Hacker News new | ask | show | jobs
by twic 1325 days ago
FWIW i am pretty sure Java's HashMap has the same behaviour - it grows the table, but never shrinks it. Even if you call .clear(), it just clears out the table, rather than throwing the table away.

I imagine there are lots of scenarios in which this is what you want, because after emptying the map, you're going to re-fill it, and it saves reallocating the table. But it would be frustrating in a scenario when that isn't what you want.

If a map has this behaviour, i would say that the most important thing is that it should be clearly documented (Java's isn't). The second most important thing is that there should be a way to get round it - either a .clearHarder() method which throws away the table, or a .compact() method which downsizes it while retaining the content.

6 comments

Rust uses "shrink_to_fit()". Personally never had to use it, but you always end up scrolling by the backing allocation management for all the standard collections when looking through the docs.

> Shrinks the capacity of the map as much as possible. It will drop down as much as possible while maintaining the internal rules and possibly leaving some space in accordance with the resize policy.

https://doc.rust-lang.org/std/collections/struct.HashMap.htm...
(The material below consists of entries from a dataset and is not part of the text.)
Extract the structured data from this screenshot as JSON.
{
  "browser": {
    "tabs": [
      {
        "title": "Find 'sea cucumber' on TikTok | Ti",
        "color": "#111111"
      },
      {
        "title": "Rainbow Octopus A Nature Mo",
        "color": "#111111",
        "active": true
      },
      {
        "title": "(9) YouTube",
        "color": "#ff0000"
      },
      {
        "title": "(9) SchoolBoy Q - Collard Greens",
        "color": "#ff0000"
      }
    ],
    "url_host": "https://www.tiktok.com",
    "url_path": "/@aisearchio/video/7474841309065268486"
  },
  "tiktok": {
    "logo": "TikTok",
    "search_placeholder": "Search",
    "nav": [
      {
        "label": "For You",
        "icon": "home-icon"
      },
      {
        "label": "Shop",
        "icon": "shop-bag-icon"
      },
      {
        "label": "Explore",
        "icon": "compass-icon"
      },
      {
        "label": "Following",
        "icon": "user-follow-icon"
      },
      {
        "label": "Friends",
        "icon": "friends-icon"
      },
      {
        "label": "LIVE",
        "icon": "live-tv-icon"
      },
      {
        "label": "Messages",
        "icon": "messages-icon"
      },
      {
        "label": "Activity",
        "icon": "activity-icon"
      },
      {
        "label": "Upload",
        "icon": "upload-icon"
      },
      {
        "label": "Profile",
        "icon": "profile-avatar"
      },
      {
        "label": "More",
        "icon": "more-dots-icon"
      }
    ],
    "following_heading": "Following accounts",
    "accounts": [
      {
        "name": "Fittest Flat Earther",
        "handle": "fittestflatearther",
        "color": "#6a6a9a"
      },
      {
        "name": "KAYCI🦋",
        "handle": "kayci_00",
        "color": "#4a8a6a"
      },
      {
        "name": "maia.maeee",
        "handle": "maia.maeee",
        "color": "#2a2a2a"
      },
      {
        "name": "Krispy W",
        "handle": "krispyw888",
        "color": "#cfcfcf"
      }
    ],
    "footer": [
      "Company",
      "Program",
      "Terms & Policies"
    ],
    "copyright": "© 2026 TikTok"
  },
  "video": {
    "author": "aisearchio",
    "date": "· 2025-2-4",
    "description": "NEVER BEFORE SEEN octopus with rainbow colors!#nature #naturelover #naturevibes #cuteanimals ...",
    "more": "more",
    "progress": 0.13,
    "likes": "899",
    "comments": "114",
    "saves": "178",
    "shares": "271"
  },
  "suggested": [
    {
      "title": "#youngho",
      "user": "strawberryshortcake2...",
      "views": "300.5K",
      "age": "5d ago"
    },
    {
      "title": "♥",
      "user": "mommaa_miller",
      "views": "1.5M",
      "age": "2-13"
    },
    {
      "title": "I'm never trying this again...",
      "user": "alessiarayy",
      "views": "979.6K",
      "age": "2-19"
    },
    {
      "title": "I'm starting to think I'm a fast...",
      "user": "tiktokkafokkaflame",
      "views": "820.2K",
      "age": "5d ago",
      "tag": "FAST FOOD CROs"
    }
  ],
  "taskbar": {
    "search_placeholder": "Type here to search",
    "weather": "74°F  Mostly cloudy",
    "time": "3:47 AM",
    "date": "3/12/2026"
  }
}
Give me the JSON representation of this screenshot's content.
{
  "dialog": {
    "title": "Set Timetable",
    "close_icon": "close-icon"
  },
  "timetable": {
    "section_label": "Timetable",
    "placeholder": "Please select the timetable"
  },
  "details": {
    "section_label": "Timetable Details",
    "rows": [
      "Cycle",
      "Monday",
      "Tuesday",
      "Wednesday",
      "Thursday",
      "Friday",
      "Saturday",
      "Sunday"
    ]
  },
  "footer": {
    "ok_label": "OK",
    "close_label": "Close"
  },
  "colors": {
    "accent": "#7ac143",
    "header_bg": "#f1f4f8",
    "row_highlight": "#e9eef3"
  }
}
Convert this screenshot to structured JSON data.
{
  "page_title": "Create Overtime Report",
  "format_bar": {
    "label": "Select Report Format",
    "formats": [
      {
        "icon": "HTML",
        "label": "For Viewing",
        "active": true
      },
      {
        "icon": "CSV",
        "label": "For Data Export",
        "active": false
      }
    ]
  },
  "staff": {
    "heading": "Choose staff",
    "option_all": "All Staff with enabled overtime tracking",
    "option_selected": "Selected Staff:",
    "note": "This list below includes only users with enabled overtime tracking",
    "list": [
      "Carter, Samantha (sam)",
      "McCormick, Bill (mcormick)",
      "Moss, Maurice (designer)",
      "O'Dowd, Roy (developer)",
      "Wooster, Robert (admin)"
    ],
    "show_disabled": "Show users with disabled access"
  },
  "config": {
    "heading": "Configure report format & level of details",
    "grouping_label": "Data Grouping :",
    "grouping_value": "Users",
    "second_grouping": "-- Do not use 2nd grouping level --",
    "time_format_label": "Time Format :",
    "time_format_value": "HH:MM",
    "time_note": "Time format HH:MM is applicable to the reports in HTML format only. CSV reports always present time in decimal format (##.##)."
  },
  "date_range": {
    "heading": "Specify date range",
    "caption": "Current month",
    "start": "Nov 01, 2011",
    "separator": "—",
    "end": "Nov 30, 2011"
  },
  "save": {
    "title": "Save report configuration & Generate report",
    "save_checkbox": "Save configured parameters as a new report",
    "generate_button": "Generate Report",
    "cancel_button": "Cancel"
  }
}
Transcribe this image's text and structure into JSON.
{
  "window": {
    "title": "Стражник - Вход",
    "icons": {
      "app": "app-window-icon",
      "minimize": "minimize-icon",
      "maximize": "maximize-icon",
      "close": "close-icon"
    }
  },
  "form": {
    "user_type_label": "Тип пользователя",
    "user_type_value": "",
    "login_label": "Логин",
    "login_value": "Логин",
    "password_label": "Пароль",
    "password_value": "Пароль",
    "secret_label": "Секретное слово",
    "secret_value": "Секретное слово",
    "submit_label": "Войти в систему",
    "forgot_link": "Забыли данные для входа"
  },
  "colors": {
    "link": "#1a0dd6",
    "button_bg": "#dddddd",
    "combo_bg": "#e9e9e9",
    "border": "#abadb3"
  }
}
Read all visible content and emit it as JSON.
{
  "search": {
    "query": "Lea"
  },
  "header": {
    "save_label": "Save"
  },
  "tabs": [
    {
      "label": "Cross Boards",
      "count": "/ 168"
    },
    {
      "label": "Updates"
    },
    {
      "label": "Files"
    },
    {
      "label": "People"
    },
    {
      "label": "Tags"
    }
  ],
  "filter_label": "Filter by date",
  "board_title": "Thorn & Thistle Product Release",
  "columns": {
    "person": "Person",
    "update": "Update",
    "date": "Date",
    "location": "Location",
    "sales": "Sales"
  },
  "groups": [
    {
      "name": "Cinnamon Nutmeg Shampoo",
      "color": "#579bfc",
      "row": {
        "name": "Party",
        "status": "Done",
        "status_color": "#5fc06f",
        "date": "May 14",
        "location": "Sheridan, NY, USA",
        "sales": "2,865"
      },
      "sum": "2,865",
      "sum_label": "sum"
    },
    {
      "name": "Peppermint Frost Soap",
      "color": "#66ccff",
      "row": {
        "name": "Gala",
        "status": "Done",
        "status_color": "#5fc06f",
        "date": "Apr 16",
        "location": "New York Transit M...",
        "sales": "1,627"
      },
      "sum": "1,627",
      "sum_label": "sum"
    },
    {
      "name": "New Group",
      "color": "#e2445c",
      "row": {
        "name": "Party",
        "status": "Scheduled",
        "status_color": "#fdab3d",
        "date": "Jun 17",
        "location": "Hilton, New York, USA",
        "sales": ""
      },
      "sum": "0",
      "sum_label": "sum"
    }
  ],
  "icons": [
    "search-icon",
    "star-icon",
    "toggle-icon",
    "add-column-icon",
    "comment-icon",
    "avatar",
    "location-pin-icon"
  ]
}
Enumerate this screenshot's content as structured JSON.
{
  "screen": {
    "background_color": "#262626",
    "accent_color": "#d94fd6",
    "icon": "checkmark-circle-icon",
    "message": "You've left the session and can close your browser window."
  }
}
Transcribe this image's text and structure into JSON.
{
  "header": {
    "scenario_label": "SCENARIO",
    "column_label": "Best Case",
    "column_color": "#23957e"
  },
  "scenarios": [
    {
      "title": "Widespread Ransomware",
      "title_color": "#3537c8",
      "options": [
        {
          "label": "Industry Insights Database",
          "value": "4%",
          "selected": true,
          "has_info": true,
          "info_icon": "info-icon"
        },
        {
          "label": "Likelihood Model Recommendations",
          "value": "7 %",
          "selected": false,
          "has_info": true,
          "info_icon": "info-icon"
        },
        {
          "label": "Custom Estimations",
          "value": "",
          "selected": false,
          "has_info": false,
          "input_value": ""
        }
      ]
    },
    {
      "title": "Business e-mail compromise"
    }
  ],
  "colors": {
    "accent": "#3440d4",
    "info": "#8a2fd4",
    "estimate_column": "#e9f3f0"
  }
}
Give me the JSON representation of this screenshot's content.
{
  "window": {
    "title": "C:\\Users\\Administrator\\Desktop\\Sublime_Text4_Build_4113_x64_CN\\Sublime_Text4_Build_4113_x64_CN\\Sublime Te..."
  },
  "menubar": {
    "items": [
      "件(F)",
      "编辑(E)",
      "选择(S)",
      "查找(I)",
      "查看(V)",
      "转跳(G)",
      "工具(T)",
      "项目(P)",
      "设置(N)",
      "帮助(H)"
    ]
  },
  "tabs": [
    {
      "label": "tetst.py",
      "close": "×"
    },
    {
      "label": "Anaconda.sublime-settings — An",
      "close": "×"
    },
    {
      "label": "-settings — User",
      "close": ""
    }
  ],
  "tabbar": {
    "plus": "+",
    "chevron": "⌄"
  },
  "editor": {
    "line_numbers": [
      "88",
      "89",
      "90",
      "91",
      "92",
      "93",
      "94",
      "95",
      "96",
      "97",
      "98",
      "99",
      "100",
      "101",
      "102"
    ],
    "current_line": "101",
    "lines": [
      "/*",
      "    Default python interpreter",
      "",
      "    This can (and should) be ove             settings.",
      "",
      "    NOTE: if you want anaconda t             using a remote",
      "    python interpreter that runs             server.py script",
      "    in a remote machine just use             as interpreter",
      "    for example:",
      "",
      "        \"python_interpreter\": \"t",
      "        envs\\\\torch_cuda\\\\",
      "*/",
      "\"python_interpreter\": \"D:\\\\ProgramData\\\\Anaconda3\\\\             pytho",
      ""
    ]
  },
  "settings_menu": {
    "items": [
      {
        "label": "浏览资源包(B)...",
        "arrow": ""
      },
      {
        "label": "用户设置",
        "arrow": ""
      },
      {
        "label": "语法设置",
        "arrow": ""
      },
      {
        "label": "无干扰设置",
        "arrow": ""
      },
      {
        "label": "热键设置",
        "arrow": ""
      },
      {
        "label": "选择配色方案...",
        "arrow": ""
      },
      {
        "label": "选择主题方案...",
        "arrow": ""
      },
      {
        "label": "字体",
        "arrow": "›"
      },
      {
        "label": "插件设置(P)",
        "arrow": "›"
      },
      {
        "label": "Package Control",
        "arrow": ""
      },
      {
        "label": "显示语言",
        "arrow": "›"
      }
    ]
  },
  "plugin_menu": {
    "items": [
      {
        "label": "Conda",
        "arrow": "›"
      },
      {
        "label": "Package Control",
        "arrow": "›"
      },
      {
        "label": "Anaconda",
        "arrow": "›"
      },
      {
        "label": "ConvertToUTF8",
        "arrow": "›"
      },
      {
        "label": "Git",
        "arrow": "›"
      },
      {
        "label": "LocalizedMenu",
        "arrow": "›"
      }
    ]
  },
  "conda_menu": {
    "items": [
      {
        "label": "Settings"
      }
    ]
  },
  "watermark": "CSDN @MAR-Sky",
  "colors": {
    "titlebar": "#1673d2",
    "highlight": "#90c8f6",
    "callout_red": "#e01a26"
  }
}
And the docs makes it clear that "clear()" only removes the elements. Giving a hint of where to go next if you stumble upon the issue in the OP.

> "Clears the map, removing all key-value pairs. Keeps the allocated memory for reuse."

https://doc.rust-lang.org/std/collections/struct.HashMap.htm...

Wouldn't reallocating the map be very cheap when running in a JVM? Yes, it isn't something to do in the hot path, but surely it should be faster than a direct malloc(), right? I'm being very naive and ready to be proven wrong.
The main difference with Go is that the table of a HashMap in Java is a table of pointers, not a table of structs, so the overhead to not shrink the table is less an issue.
You're right that Java's Hashmap only ever resizes upwards - the most common use case. However, if there's a need to remove that memory after clearing() then the typical use case is to do something that allows the GC to sort it.

E.g.,

    var map = new HashMap<Bla, Bla>();
    // Many things added to map
    // Many but not all things removed from map
    // to shrink it to size of remaining items
    map = new HashMap<>(map);
Yeah, it's not nice, but the people who wrote the JDK are far smarter than me, so I figure they optimised for the 99% use-case, not the 1%.
I think that's exactly what TFA is proposing by recreating the map

    m := make(map[Bla]Bla)
    // add to map
    // mark map as ready for GC
    m = make(map[Bla]Bla)
>The second most important thing is that there should be a way to get round it - either a .clearHarder() method which throws away the table, or a .compact() method which downsizes it while retaining the content.

Wouldn't just creating a new map be a pretty good way of doing it? If the reduction in size is significant, then the cost of the new allocation will be small compared to the cost of all the allocations you've done to build the original map.

> If a map has this behaviour, i would say that the most important thing is that it should be clearly documented

Iirc, most hash table implementations don't automatically shrink. More documentation is always nice, but isn't not automatically shrinking kind of the expected "default" behavior?